The two runs were a five-miler on the National Mall Saturday morning and a four-mile “hilly” run in today’s early morning hours. Saturday’s run was sociable and pleasant, starting at Third and Penn and traversing the south side of the Mall, the Washington Monument, the WWII Memorial, Reflecting Pool, and Lincoln Memorial before reaching a turnaround point on Ohio Drive.  Given some stuff to look at and some folks to run with, the five miles seemed, if not effortless, at least nowhere near as hard as I’d expected.

This morning’s run around the neighborhood (seeking out hills to climb) was cold, dark and lonely and prompted diverse reflections on the Oscars, the Big Bang, the Meaning of Life and the not-unrelated question of just what the heck I think I’m doing.

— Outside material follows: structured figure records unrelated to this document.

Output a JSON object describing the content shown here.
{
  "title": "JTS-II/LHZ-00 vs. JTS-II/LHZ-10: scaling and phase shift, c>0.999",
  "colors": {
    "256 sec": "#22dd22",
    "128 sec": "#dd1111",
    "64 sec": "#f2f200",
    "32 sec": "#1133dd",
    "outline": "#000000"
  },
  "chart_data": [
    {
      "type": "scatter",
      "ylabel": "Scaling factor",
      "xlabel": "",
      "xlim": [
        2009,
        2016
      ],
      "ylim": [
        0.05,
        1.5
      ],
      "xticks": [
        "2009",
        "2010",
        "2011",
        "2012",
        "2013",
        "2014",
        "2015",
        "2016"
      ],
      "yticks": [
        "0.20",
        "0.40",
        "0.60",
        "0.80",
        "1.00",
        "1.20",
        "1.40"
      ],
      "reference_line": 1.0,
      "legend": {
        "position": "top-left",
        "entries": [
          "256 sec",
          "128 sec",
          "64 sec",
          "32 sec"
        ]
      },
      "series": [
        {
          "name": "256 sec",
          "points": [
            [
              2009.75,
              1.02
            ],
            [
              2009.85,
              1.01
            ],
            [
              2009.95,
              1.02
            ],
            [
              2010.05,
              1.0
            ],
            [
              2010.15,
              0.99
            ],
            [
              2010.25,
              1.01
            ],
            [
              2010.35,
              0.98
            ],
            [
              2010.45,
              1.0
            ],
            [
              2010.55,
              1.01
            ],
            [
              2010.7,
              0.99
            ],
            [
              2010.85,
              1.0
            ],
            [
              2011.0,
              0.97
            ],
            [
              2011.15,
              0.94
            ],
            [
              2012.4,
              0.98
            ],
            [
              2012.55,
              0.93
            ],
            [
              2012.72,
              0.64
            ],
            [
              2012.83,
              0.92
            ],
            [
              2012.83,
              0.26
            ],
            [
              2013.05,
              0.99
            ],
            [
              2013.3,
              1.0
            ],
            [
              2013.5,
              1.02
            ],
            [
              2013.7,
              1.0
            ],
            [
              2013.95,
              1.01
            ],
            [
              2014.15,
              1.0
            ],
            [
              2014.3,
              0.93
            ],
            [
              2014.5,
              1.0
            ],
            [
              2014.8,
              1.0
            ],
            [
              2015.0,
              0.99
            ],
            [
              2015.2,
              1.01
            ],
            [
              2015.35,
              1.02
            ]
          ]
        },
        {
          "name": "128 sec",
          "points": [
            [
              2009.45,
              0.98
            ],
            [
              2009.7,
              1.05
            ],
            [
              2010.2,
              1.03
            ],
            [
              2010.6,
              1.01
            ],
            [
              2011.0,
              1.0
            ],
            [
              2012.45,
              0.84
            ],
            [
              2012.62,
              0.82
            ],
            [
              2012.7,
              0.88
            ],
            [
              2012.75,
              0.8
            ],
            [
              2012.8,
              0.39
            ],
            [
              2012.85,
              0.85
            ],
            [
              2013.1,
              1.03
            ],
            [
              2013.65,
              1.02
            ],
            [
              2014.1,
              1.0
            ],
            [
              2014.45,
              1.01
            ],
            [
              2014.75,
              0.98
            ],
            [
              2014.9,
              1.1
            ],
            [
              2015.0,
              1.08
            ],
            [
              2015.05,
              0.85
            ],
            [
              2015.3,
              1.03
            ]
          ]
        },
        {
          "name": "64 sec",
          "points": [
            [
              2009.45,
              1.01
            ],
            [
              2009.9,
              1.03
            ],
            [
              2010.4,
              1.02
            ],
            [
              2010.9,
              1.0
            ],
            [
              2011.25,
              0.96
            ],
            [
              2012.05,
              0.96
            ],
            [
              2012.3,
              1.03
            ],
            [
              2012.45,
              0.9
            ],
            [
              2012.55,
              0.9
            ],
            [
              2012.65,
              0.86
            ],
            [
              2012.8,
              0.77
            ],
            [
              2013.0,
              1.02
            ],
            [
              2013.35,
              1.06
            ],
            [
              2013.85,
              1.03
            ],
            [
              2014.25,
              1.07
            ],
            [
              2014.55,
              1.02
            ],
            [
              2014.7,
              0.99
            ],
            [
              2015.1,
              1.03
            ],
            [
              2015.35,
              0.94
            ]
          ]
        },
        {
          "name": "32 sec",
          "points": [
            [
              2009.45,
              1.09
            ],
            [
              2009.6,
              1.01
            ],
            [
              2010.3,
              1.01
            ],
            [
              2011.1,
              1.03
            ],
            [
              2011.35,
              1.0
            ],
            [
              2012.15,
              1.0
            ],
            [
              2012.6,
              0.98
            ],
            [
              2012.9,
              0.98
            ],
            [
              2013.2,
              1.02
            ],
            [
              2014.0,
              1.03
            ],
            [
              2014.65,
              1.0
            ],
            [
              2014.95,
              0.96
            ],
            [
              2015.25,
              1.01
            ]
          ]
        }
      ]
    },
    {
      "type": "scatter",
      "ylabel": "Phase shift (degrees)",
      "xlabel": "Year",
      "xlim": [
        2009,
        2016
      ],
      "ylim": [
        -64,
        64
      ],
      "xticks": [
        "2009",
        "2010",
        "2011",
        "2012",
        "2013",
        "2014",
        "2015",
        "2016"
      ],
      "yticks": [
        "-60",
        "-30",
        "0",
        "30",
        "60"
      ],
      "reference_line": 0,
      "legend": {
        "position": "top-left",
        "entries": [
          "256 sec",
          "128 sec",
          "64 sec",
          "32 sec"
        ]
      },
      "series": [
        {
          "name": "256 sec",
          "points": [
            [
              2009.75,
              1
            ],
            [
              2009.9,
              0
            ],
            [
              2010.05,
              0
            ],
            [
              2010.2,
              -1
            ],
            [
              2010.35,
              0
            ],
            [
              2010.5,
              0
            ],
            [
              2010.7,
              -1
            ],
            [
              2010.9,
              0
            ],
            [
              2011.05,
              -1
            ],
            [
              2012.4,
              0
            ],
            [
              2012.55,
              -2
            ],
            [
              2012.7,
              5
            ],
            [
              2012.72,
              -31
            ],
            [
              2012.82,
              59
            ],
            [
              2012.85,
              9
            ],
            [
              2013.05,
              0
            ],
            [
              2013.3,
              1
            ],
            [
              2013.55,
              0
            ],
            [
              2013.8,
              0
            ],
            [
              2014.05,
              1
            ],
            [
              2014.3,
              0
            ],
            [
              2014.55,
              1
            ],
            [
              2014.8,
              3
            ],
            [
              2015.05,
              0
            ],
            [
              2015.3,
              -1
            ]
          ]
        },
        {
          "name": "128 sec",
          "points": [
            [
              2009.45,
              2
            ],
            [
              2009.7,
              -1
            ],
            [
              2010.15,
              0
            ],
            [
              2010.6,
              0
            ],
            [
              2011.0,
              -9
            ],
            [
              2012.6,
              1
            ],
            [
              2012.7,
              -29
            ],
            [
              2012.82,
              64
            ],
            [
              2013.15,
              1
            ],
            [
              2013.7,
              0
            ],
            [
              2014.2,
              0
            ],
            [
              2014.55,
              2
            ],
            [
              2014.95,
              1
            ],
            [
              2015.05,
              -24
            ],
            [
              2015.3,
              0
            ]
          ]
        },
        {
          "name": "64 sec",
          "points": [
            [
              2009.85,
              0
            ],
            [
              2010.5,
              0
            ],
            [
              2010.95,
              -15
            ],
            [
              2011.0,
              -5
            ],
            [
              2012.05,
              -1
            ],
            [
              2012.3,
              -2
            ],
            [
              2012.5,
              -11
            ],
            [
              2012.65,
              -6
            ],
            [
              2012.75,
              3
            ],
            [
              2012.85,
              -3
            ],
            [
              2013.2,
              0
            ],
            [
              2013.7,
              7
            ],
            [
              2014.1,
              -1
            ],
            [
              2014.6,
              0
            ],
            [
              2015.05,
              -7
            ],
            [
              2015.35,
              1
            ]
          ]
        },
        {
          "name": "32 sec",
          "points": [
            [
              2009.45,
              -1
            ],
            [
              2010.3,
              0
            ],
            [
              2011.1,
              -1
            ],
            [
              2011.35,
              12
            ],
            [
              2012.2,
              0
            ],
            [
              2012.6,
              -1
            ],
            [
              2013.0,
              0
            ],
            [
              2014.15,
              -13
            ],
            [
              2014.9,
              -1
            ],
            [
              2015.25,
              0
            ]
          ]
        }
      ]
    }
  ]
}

Interesting book review in the Post Sunday on how artists and their works change in old age. Good to know, I guess, that Verdi was 80 when Falstaff premiered. I keep reminding myself, also, that Winston Churchill was older than I am now when he became prime minister in 1940.

On the other hand, to paraphrase my old hero Tom Lehrer, by the time Mozart was my age he had been dead 25 years.  

I may also have another way of turning time on itself. I’ve now had three consecutive runs interrupted by untied laces. And being a “man of a certain age,” if I once bend over to tie my shoelaces, nine times out of 10 I’ll discover I need a rest room…soon. The coaches have promised a clinic on lace-tying, though I suspect they’re joking. But just to be safe, maybe I’ll buy a pair of those little clippie-things they sell for kids’ shoelaces.

What do you think, maybe Buzz Lightyear?